Hornby adapted his screenplay from Lynn Barber's autobiographical short story, "An Education," in which she recounts her torrid affair with an older man during her final years of high school education. Hornby is far too faithful to his original source; thus, when he attempts to take liberties with Barber's tale, such as the row between Jenny and her head mistress, Ms. Walters (Emma Thompsen), he confuses the spectator into reading the film as a feminist critique of female education in the 1960's.

During the heated exchange, Ms. Walters claims, "there is nothing worth doing without a degree," and suggests that Jenny has few options--she can either work in education or the civil service. Jenny explains that she can "work hard and be bored" or live the lavish lifestyle she has created with David. Like any sixteen year-old, Jenny chooses the latter, exposing the lack of career options for women. This claim would support the notion that Jenny's education comes not from the lips of David but from the help of her mousey English teacher, Miss Stubbs, who steps in at the end of the film to help Jenny rewrite her setback. In contrast, Barber's cites her David as the teacher who exposed her to the harsh reality of life and truly educated her about the way the world worked. Barber saw these experiences as her education. Jenny seems to fall into a similar category.

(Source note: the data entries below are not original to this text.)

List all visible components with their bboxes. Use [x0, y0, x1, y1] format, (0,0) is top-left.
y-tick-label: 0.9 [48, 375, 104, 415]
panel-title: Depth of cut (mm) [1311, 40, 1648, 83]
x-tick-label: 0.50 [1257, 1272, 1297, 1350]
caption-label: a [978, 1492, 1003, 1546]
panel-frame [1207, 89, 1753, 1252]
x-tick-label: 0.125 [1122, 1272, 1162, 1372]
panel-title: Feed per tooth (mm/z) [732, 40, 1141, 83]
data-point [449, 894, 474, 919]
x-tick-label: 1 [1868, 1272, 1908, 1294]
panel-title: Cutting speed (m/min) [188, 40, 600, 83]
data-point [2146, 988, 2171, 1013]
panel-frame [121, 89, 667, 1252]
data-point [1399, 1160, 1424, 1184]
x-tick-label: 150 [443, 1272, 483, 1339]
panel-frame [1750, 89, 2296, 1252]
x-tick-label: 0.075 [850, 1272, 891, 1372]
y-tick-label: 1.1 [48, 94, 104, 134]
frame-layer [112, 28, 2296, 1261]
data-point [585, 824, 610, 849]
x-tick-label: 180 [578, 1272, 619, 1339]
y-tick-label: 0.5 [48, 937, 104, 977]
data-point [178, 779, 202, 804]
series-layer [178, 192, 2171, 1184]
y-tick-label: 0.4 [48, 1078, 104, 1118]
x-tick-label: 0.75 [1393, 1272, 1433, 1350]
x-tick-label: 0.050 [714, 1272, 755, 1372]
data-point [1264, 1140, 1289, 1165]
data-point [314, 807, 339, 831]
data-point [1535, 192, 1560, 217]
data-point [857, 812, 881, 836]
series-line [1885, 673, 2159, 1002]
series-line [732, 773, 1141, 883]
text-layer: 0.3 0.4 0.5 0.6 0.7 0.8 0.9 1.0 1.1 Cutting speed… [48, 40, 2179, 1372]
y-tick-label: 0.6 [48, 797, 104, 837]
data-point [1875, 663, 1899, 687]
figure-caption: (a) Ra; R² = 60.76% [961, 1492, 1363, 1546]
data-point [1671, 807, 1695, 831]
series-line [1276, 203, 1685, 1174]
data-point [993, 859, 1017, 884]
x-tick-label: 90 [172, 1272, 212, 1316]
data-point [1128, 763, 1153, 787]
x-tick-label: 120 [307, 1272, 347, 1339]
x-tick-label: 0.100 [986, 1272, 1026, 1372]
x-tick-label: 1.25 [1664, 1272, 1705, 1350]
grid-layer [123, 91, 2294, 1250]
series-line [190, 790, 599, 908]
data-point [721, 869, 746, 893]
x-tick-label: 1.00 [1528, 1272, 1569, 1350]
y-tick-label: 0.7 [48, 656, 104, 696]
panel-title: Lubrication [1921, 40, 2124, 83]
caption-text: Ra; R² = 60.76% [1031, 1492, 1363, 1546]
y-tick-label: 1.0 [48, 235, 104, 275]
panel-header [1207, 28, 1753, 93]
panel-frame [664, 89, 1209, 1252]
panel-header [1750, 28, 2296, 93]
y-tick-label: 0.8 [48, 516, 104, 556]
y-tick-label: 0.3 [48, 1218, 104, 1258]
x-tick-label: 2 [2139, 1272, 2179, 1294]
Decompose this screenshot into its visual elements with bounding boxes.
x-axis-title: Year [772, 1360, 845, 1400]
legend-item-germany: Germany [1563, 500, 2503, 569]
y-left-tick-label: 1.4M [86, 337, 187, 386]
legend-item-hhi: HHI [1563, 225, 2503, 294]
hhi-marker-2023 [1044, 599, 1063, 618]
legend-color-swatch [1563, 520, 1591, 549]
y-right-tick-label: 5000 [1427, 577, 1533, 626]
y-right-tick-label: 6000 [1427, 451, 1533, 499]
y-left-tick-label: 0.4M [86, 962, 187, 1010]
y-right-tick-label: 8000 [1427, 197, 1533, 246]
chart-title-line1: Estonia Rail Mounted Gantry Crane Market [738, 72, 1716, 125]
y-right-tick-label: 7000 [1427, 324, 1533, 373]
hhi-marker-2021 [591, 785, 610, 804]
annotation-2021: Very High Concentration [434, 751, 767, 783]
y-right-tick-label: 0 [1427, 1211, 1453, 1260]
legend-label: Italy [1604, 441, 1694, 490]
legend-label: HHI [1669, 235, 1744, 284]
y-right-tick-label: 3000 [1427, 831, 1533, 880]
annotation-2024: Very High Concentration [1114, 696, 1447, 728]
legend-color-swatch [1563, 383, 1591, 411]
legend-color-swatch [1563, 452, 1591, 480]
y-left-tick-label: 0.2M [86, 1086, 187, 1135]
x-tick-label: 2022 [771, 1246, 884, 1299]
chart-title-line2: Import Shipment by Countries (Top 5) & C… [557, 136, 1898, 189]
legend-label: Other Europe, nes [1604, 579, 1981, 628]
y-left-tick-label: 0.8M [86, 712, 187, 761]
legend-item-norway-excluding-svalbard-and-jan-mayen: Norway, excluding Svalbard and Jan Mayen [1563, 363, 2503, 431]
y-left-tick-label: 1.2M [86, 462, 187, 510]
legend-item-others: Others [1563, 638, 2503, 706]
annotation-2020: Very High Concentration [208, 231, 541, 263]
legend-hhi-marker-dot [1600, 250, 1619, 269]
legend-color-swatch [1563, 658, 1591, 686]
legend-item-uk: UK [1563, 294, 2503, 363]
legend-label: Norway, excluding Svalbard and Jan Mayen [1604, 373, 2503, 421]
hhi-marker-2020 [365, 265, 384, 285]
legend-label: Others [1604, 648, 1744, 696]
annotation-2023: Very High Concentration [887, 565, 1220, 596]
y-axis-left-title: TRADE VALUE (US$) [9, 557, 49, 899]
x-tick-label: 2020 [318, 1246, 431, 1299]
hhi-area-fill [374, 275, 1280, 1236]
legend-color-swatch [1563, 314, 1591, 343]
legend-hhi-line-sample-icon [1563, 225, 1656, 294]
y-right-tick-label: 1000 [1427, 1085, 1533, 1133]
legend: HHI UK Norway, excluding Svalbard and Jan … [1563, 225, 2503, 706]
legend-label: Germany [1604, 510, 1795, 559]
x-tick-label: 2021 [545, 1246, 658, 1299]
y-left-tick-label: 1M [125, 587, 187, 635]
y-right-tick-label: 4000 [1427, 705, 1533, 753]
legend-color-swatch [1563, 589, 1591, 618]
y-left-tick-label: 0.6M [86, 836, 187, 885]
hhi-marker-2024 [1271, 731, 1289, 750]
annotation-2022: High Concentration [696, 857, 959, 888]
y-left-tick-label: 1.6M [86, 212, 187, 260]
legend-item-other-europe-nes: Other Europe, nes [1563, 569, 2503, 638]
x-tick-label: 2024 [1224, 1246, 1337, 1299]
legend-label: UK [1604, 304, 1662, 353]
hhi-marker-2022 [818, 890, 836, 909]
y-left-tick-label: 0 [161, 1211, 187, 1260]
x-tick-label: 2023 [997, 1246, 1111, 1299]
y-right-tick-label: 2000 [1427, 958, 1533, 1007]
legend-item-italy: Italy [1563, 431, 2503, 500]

So what exactly is "An Education" trying to say? Any enlightened movie-goer will recognize that it is not just the facts we learn in the classroom, but the application of these lessons and the street smarts we pick up along the way that truly shape us into the people we are today. The cinematic experience allows filmmakers the rare opportunity to challenge the audience's perceptions about life and society at large, yet "An Education" does not ponder any life altering questions. It merely warns us not to get wrapped around the finger of a well-meaning stranger, a pitiful end to a film that began so potent with possibilities.

An Education. Directed by Lone Scherfig; written for the screen by Nick Hornby; based on the memoirs of Lynn Barber; released by Sony Pictures Classic. Starring: Carey Mulligan, Peter Sarsgaard, Dominic Cooper, Rosamund Pike, Alfred Molina, Cara Seymour, Olivia Williams, and Emma Thompson. Running time: 1 hour and 40 minutes.